What & How many batteries replacement for HP 800VA UPS. I have a HP 800VA UPS but it needs battery replacement. Also its button for turning it on does not work properly as it gets stuck now and then. So what needs to be done. Please give your suggestions.

PS: I don't know an inch about UPS technology.


Thanks & Regards,
BSSunil


----------



## avinandan012 (Mar 19, 2015)

*Re: What &amp; How many batteries replacement for HP 800VA UPS*

what is the model number? Is it a PC UPS or Home UPS.

For PC generally 800VA/1000VA models have 12V 2x7aH SMF batteries. You can buy these from any battery shops. Just match the battery types(SMF in this case still check the type of existing batteries) and Voltage.
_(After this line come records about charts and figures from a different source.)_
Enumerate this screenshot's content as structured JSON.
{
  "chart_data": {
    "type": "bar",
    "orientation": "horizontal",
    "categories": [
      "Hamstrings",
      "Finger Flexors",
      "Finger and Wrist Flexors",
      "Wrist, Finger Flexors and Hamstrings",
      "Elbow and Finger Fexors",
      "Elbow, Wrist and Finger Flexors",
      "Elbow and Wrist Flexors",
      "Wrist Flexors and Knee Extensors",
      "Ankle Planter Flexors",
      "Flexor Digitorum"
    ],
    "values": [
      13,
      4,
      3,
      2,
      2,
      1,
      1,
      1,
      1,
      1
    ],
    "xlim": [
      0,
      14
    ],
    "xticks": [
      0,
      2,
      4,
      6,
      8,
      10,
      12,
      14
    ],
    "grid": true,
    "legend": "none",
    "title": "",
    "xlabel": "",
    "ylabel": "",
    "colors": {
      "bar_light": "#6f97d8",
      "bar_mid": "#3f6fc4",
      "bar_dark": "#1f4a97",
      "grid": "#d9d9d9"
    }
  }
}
Better go to Koti market to replace the switch and batteries or if you want you can contact HP support.

- - - Updated - - -

Exide costs around Rs. 900 / piece


----------



## bssunilreddy (Mar 20, 2015)

Anybody know the Hyderabad Address and phone number for HP Support?


----------



## bssunilreddy (Mar 20, 2015)

*Re: What &amp; How many batteries replacement for HP 800VA UPS*

HP 800VA UPS is for my PC only.

- - - Updated - - -



avinandan012 said:


> what is the model number? Is it a PC UPS or Home UPS.
> 
> For PC generally 800VA/1000VA models have 12V 2x7aH SMF batteries. You can buy these from any battery shops. Just match the battery types(SMF in this case still check the type of existing batteries) and Voltage.
> 
> ...



The HP 800VA UPS which I have asked above has no support from HP. Its better to sell HP 800VA + APC 600VA UPS's and buy CyberPower 1000VA UPS all together. How much would the both UPS's fetch me? APC is 1 year old & working where as HP is 3 year old & not working.


----------